How To Know You Are Ready To Work With A Patternmaker

You might not be ready to work with a patternmaker. Your design idea might be too abstract still or not quite aligned with your business goals. For the investment in product development to be worth it, the design needs to be more than just a rough concept. It needs direction and you need clarity. Here’s how to know you’ve reached that point and are ready to work with a patternmaker. 

You are clear on who the design is for

It is really hard to get a garment to fit well if you don’t know who it is supposed to fit. You can have a design for a jacket, but a patternmaker can’t really help you make that jacket unless they know if the jacket will be for your grandma, your thirty-something professional colleagues, your baby nephew, or your pet golden retriever. These are all very different markets with very different needs and preferences for their clothing. 

The best thing you can do to prepare to work with a patternmaker is to be super specific on who this design is for. (Hint: women aged 20-45 who want to be stylish and confident is not specific enough.) The clearer you are about your target market for this design, the easier it will be for your patternmaker to execute your vision successfully.

You know what you want the design to look like

A patternmaker helps you figure out how to make your design. They don’t decide what design you should make. That is what you get to do as the designer! If you don’t know all the technical details like seams and stitching, that is okay, but you need to have the creative vision dialed in. What do you want the front and back to look like? Where are there style lines or details? What look and fit are you going for? 

Your patternmaker can advise on certain details like placement of closures or darts to best achieve your vision, but you need to know what you want and be ready to make decisions when presented with different options.

You know the type of fabric you want to use

Fabric is both a visual and technical part of any garment design. Often, the same design can work in multiple fabrics, but the fabric will greatly change how the end product looks, fits, and feels. The pattern is very dependent on the type of fabric as well. For example, a henley shirt could be made in a stretch jersey fabric or in a starchy woven shirting. Those two shirts will end up very different, though, and the patterns will need to be different as well.

Before you are ready to work with a patternmaker, you’ll want to have a type of fabric in mind. You don’t necessarily need to have the exact fabric picked out (your patternmaker can help you make the final selection that will work best for your design vision), but you do need to have a general idea of the fabric you want prior to working with a patternmaker. To prepare, you can gather example garments or fabric swatches to show the type of fabric you are thinking of using.

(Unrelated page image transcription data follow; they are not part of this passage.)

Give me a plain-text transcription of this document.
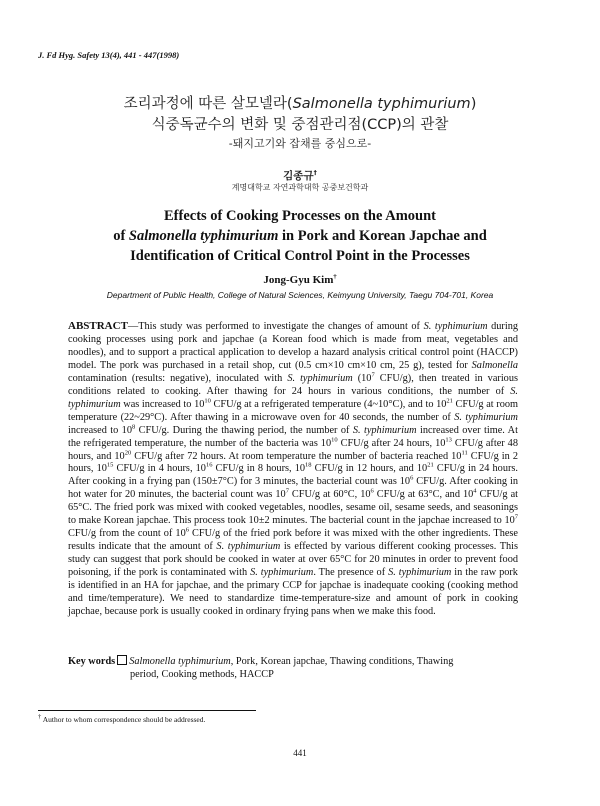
J. Fd Hyg. Safety 13(4), 441 - 447(1998)
조리과정에 따른 살모넬라(Salmonella typhimurium)
식중독균수의 변화 및 중점관리점(CCP)의 관찰
-돼지고기와 잡채를 중심으로-
김종규†
계명대학교 자연과학대학 공중보건학과
Effects of Cooking Processes on the Amount
of Salmonella typhimurium in Pork and Korean Japchae and
Identification of Critical Control Point in the Processes
Jong-Gyu Kim†
Department of Public Health, College of Natural Sciences, Keimyung University, Taegu 704-701, Korea
ABSTRACT—This study was performed to investigate the changes of amount of S. typhimurium during cooking processes using pork and japchae (a Korean food which is made from meat, vegetables and noodles), and to support a practical application to develop a hazard analysis critical control point (HACCP) model. The pork was purchased in a retail shop, cut (0.5 cm×10 cm×10 cm, 25 g), tested for Salmonella contamination (results: negative), inoculated with S. typhimurium ($10^7$ CFU/g), then treated in various conditions related to cooking. After thawing for 24 hours in various conditions, the number of S. typhimurium was increased to $10^{10}$ CFU/g at a refrigerated temperature (4~10°C), and to $10^{21}$ CFU/g at room temperature (22~29°C). After thawing in a microwave oven for 40 seconds, the number of S. typhimurium increased to $10^8$ CFU/g. During the thawing period, the number of S. typhimurium increased over time. At the refrigerated temperature, the number of the bacteria was $10^{10}$ CFU/g after 24 hours, $10^{13}$ CFU/g after 48 hours, and $10^{20}$ CFU/g after 72 hours. At room temperature the number of bacteria reached $10^{11}$ CFU/g in 2 hours, $10^{15}$ CFU/g in 4 hours, $10^{16}$ CFU/g in 8 hours, $10^{18}$ CFU/g in 12 hours, and $10^{21}$ CFU/g in 24 hours. After cooking in a frying pan (150±7°C) for 3 minutes, the bacterial count was $10^6$ CFU/g. After cooking in hot water for 20 minutes, the bacterial count was $10^7$ CFU/g at 60°C, $10^6$ CFU/g at 63°C, and $10^4$ CFU/g at 65°C. The fried pork was mixed with cooked vegetables, noodles, sesame oil, sesame seeds, and seasonings to make Korean japchae. This process took 10±2 minutes. The bacterial count in the japchae increased to $10^7$ CFU/g from the count of $10^6$ CFU/g of the fried pork before it was mixed with the other ingredients. These results indicate that the amount of S. typhimurium is effected by various different cooking processes. This study can suggest that pork should be cooked in water at over 65°C for 20 minutes in order to prevent food poisoning, if the pork is contaminated with S. typhimurium. The presence of S. typhimurium in the raw pork is identified in an HA for japchae, and the primary CCP for japchae is inadequate cooking (cooking method and time/temperature). We need to standardize time-temperature-size and amount of pork in cooking japchae, because pork is usually cooked in ordinary frying pans when we make this food.
Key words Salmonella typhimurium, Pork, Korean japchae, Thawing conditions, Thawing
period, Cooking methods, HACCP
† Author to whom correspondence should be addressed.
441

You have a realistic target retail price point

If you want to be able to make money with your brand, the numbers matter early. You don’t want to go through development of a style and then find out it is way too expensive for your target customers to purchase. That is why you work backwards from your target retail price point.

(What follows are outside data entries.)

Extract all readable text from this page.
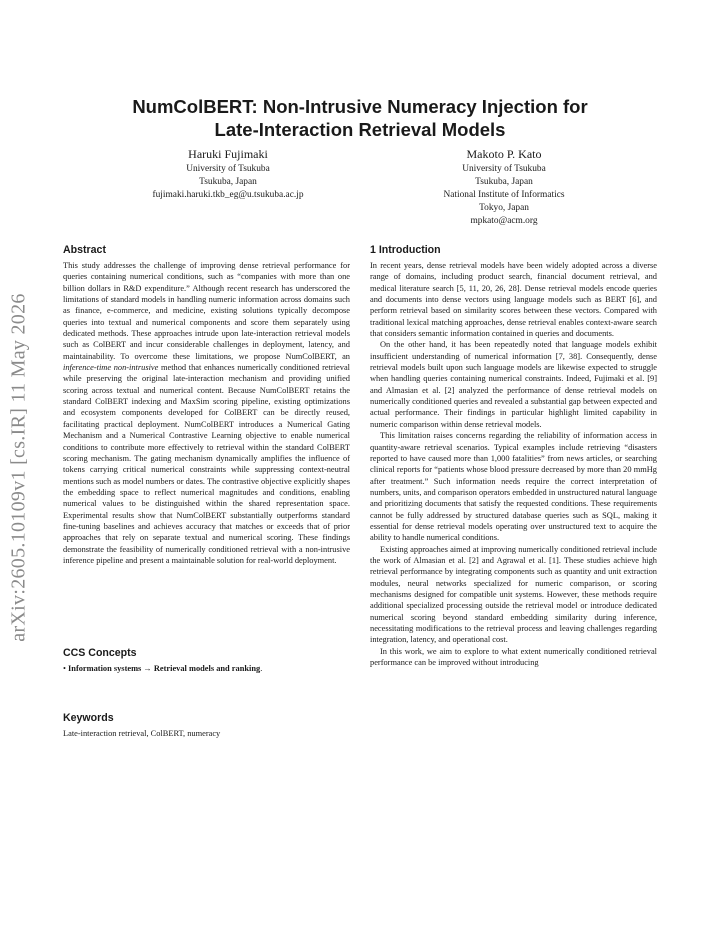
arXiv:2605.10109v1 [cs.IR] 11 May 2026
NumColBERT: Non-Intrusive Numeracy Injection for
Late-Interaction Retrieval Models
Haruki Fujimaki
University of Tsukuba
Tsukuba, Japan
fujimaki.haruki.tkb_eg@u.tsukuba.ac.jp
Makoto P. Kato
University of Tsukuba
Tsukuba, Japan
National Institute of Informatics
Tokyo, Japan
mpkato@acm.org
Abstract

This study addresses the challenge of improving dense retrieval performance for queries containing numerical conditions, such as “companies with more than one billion dollars in R&D expenditure.” Although recent research has underscored the limitations of standard models in handling numeric information across domains such as finance, e-commerce, and medicine, existing solutions typically decompose queries into textual and numerical components and score them separately using dedicated methods. These approaches intrude upon late-interaction retrieval models such as ColBERT and incur considerable challenges in deployment, latency, and maintainability. To overcome these limitations, we propose NumColBERT, an inference-time non-intrusive method that enhances numerically conditioned retrieval while preserving the original late-interaction mechanism and providing unified scoring across textual and numerical content. Because NumColBERT retains the standard ColBERT indexing and MaxSim scoring pipeline, existing optimizations and ecosystem components developed for ColBERT can be directly reused, facilitating practical deployment. NumColBERT introduces a Numerical Gating Mechanism and a Numerical Contrastive Learning objective to enable numerical conditions to contribute more effectively to retrieval within the standard ColBERT scoring mechanism. The gating mechanism dynamically amplifies the influence of tokens carrying critical numerical constraints while suppressing context-neutral mentions such as model numbers or dates. The contrastive objective explicitly shapes the embedding space to reflect numerical magnitudes and conditions, enabling numerical values to be distinguished within the shared representation space. Experimental results show that NumColBERT substantially outperforms standard fine-tuning baselines and achieves accuracy that matches or exceeds that of prior approaches that rely on separate textual and numerical scoring. These findings demonstrate the feasibility of numerically conditioned retrieval with a non-intrusive inference pipeline and present a maintainable solution for real-world deployment.

CCS Concepts

• Information systems → Retrieval models and ranking.

Keywords

Late-interaction retrieval, ColBERT, numeracy

1 Introduction

In recent years, dense retrieval models have been widely adopted across a diverse range of domains, including product search, financial document retrieval, and medical literature search [5, 11, 20, 26, 28]. Dense retrieval models encode queries and documents into dense vectors using language models such as BERT [6], and perform retrieval based on similarity scores between these vectors. Compared with traditional lexical matching approaches, dense retrieval enables context-aware search that considers semantic information contained in queries and documents.

On the other hand, it has been repeatedly noted that language models exhibit insufficient understanding of numerical information [7, 38]. Consequently, dense retrieval models built upon such language models are likewise expected to struggle when handling queries containing numerical constraints. Indeed, Fujimaki et al. [9] and Almasian et al. [2] analyzed the performance of dense retrieval models on numerically conditioned queries and revealed a substantial gap between expected and actual performance. Their findings in particular highlight limited capability in numeric comparison within dense retrieval models.

This limitation raises concerns regarding the reliability of information access in quantity-aware retrieval scenarios. Typical examples include retrieving “disasters reported to have caused more than 1,000 fatalities” from news articles, or searching clinical reports for “patients whose blood pressure decreased by more than 20 mmHg after treatment.” Such information needs require the correct interpretation of numbers, units, and comparison operators embedded in unstructured natural language and prioritizing documents that satisfy the requested conditions. These requirements cannot be fully addressed by structured database queries such as SQL, making it essential for dense retrieval models operating over unstructured text to acquire the ability to handle numerical conditions.

Existing approaches aimed at improving numerically conditioned retrieval include the work of Almasian et al. [2] and Agrawal et al. [1]. These studies achieve high retrieval performance by integrating components such as quantity and unit extraction modules, neural networks specialized for numeric comparison, or scoring mechanisms designed for compatible unit systems. However, these methods require additional specialized processing outside the retrieval model or introduce dedicated numerical scoring beyond standard embedding similarity during inference, necessitating modifications to the retrieval process and leaving challenges regarding integration, latency, and operational cost.

In this work, we aim to explore to what extent numerically conditioned retrieval performance can be improved without introducing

Knowing this price point, your patternmaker can recommend different construction or finishes that will align with that. Your patternmaker isn’t the only one in control of the product cost, but they have an impact early on in product development. If you start working with a patternmaker before identifying a target retail price point, you run the risk of wasting time, money, and samples by having to adjust the design or pattern to fit the numbers later. 

You have a plan to sell the product

As a patternmaker, I and other patternmakers I know want to see our clients’ brands succeed. We don’t want you to spend thousands of dollars on creating your design only to have it sit unsold in your garage. Before developing a product, we want you to have a plan for how to sell it. Whether that plan involves direct-to-consumer online retail, wholesale, in-person popups, or your own storefront, a patternmaker will look to your business plan as a sign of readiness. 

How you plan to sell the product also affects the development timeline, price point, fit and sizing, and many other factors that directly relate to patternmaking. Have a plan before you start working with a patternmaker.

You don’t have to have everything figured out to be ready to work with a patternmaker, but you do need to know what your goal is. The design needs to be more than a concept. It needs to be concrete enough that you can make decisions about the look, fit, purpose, and budget for the garment. Only then are you ready to work with a patternmaker to bring that design to life.